Before ONYX Motors became one of the most recognizable names in electric two-wheel mobility, it began as something far more personal: a designer chasing a feeling. Long before the brand cultivated its now-iconic aesthetic — equal parts retro moped, modern performance machine, and subcultural style — Tim Seward was simply a creative trying to build an electric ride that didn’t feel boring. For him, design and performance were never separate. They were the same spark.

Seward grew up around creativity. His father was an artist who painted watercolors and built elaborate handmade train displays during the holidays. While other kids unwrapped toys, Seward watched his dad fabricate them from scratch. That instinct — curiosity, craft, and a desire to understand how things work — never left. As a kid, he took apart radios and televisions just to see what was inside. As a teenager, he fell in love with vehicles that delivered adrenaline, from skateboards and snowboards to the gas-powered mopeds he customized until they could fly down the street.

Electric bikes, on the other hand, felt lifeless. Early models lacked the punch he craved, and compared to the modified mopeds he rode, there was little excitement. But around 2015, something changed. Higher-power electric components began hitting the market, and when Seward finally rode a setup with real torque and speed, everything clicked. He wasn’t just interested — he was hooked. Electric performance had finally caught up to the imagination.

That shift collided with his professional world. Seward spent years as a creative director, helping build a skateboard company into a culture-driven brand. He understood how communities form around objects, how design choices shape emotion, and how aspirational visual language attracts people who see themselves reflected in a product. Those instincts followed him into ONYX, where he started designing not just an electric bike but a full identity — something riders could feel connected to the moment they twisted the throttle.

What makes ONYX stand out is not only its performance but its attitude. The bikes look like something lifted from a dream crossing 1979 and 2029 — a blend of vintage silhouettes, raw industrial lines, and modern battery tech engineered to climb San Francisco hills with ease.

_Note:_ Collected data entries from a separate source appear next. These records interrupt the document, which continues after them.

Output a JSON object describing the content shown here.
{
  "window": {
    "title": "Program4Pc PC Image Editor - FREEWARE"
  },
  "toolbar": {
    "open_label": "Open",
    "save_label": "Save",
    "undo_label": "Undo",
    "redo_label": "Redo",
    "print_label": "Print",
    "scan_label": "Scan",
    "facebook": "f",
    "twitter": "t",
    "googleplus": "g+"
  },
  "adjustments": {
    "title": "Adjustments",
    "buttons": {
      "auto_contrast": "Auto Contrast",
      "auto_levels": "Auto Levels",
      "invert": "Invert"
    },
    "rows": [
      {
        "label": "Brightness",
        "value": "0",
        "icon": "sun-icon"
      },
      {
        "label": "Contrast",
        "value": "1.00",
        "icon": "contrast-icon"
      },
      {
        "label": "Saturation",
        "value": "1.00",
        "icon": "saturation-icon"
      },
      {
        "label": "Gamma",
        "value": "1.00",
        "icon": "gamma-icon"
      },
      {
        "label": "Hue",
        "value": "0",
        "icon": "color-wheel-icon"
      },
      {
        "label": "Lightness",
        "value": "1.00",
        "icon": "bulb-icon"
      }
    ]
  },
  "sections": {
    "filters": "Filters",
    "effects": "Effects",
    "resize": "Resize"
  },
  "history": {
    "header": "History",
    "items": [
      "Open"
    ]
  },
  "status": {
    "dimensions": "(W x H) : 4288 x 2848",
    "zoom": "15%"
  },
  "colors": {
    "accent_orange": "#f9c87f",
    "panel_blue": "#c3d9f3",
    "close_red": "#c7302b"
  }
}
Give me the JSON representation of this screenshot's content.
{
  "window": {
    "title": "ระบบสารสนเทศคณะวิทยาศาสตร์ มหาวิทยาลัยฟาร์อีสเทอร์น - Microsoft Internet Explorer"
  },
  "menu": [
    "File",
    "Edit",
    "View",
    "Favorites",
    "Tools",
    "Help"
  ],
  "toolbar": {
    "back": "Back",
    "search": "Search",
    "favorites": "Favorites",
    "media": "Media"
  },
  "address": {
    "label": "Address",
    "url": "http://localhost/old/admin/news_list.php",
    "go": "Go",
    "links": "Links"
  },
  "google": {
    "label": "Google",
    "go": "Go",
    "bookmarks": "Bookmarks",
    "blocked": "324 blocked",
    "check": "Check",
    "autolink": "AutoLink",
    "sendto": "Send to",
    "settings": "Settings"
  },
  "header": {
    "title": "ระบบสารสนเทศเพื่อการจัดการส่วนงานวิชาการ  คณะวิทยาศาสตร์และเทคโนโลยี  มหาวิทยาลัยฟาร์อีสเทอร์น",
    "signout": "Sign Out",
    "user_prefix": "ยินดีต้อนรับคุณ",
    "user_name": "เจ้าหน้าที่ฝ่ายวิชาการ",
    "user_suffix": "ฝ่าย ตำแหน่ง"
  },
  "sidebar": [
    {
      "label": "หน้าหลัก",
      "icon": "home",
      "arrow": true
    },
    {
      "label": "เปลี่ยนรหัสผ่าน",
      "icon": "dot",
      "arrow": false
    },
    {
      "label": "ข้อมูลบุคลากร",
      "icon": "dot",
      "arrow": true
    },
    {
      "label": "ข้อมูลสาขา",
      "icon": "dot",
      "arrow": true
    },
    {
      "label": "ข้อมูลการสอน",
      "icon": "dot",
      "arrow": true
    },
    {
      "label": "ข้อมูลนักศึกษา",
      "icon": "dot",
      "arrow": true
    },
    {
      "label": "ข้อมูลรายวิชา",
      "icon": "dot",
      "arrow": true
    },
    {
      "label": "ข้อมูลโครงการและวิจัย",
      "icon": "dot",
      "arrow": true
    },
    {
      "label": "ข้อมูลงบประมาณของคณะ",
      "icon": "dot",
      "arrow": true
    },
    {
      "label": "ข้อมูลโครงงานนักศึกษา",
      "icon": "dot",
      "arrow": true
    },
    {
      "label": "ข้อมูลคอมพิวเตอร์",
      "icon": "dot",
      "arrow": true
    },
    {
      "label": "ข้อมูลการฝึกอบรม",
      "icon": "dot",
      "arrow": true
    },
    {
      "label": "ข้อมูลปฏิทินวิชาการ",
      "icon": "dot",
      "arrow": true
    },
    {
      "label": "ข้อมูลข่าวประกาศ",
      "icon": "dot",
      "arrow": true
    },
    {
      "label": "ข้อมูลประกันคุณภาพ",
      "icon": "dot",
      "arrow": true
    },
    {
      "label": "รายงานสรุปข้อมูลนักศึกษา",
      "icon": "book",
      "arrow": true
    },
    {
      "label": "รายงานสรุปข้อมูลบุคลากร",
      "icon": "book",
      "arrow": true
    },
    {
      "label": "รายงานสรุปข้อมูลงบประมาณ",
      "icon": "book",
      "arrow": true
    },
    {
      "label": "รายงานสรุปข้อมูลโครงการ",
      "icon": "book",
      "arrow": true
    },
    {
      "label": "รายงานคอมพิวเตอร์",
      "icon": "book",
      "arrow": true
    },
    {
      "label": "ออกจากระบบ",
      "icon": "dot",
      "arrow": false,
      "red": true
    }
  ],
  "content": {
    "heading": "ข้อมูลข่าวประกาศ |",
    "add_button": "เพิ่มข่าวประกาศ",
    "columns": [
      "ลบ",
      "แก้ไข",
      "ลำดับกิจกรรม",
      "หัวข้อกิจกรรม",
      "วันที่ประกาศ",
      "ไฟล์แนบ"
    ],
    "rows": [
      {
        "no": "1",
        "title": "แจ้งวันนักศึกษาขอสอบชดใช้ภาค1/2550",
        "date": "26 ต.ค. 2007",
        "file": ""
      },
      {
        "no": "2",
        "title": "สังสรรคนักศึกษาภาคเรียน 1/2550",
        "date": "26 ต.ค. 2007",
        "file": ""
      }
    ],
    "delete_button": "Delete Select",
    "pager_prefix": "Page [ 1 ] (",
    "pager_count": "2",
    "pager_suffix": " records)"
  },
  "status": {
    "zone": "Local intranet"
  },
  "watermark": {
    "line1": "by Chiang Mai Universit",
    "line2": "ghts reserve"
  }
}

Seward didn’t just want the bike to work well. He wanted it to feel like freedom.

As he built early prototypes, he approached community the way he had in the skate world. Before ONYX had showrooms or a big team, Seward made simple posts on Instagram announcing impromptu test-ride meetups. Thirty or forty people showed up. No hype machine. No marketing department. Just riders drawn to a machine that felt different — and a founder who treated them like part of the design process.

That authenticity shaped the brand’s DNA. ONYX operates less like a traditional EV manufacturer and more like a lifestyle movement. Its visuals echo skate culture, DIY creativity, and urban adventure. Riders don’t just buy a bike; they buy a version of themselves they want to step into — whether it’s carving through city streets, exploring trails, or imagining a future desert-camping trip inspired by the brand’s imagery.

Seward applies the same precision to limited editions. ONYX has released only one true special edition, created during the company’s reboot after the passing of the previous owner. For Seward, such editions have to mean something, not just drive demand. They should celebrate milestones, honor history, or push the design language into new territory. Exclusivity isn’t a tactic — it’s a statement.

Today, Seward is back at ONYX in a hands-on role, guiding both design and long-term product evolution. The company now has a Los Angeles storefront and a larger team, but the philosophy hasn’t changed. Every improvement reflects nearly a decade of rider feedback, field testing, and Seward’s relentless instinct to merge aesthetics with adrenaline.

What comes next for ONYX is broader visibility — new products, new markets, and potentially new worlds. When asked where he’d love to see ONYX appear outside real-life streets, Seward laughs and points to video games like Grand Theft Auto, where the freedom and chaos of open-world riding feel strangely similar to the road experience he tries to create. Electric mobility is advancing fast, but culture is advancing faster. Seward is building where the two collide.

In an industry flooded with generic designs and mass-produced sameness, ONYX stands out because it was never built to blend in. It was built to ride like it looks — and look like it rides. And for Tim Seward, that fusion is the entire point.